Monday, Jul. 03, 1950
Redhead's Exit
For years, redhaired, two-fisted Luisa Maria, Duchess of Valencia, had been the passionate leader of Avanzadilla Monarquica, most active faction among Spanish monarchists. Conservative royalists called her too "noisy" and undiplomatic. Time & again, Franco's police fined or jailed her. She was so used to being arrested that she kept a "prison kit" always in readiness containing toilet articles and a pair of silk pajamas.

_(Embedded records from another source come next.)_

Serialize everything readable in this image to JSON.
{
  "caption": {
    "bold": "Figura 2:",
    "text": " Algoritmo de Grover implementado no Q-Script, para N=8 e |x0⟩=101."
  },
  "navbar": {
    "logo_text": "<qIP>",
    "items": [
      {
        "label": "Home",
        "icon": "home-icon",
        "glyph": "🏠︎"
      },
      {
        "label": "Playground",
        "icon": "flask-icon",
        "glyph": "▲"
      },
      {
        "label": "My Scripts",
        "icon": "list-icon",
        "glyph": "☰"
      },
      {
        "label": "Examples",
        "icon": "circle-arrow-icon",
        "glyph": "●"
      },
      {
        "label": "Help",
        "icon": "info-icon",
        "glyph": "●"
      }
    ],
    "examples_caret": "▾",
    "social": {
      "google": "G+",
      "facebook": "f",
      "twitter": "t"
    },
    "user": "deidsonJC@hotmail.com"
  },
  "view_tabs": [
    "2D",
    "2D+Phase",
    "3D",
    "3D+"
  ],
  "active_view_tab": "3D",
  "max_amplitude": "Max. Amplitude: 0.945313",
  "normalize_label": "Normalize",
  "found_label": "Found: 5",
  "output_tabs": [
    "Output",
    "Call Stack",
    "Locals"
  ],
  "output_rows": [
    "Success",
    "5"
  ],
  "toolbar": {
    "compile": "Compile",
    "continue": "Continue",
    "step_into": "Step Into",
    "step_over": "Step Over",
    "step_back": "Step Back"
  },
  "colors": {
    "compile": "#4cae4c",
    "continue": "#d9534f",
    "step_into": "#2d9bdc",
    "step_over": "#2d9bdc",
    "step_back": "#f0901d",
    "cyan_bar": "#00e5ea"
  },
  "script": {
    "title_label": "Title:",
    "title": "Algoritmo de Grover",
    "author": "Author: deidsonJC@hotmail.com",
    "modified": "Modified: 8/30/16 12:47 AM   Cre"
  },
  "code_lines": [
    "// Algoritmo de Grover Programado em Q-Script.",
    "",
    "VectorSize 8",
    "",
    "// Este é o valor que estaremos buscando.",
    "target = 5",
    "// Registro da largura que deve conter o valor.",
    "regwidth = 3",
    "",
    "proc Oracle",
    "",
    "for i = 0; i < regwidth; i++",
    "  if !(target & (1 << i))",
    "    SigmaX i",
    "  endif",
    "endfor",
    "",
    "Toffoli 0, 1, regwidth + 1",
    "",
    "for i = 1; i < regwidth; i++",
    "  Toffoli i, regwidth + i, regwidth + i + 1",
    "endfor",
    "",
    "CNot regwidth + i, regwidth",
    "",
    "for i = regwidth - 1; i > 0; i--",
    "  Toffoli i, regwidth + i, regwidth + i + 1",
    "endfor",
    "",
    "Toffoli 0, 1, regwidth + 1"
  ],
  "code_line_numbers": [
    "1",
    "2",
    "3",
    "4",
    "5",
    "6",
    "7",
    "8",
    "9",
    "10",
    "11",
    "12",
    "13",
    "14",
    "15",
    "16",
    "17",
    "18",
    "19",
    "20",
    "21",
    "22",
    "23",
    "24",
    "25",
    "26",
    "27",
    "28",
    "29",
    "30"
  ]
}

The handsome, 34-year-old Duchess, arrested again last February on charges of conspiring against the security of the state, was acquitted at a trial two weeks ago (TIME, June 26). Last week, she formally announced that she was giving up her political crusade. On doctors' orders she would undergo a long rest and treatment "to recover from ailments caused by imprisonment." From his Lisbon exile, the Spanish pretender, Don Juan, had himself urged his faithful follower to withdraw from the fight for the sake of her health. The Duchess had made her decision even before her last trial, she said, but she had kept it to herself so that no one would assume that she was "bowing to injustice or trying to obtain the sympathy of the court."
Spain's political scene would be a duller place without Luisa's fiery manifestoes, Spain's prison a duller place without her silk pajamas.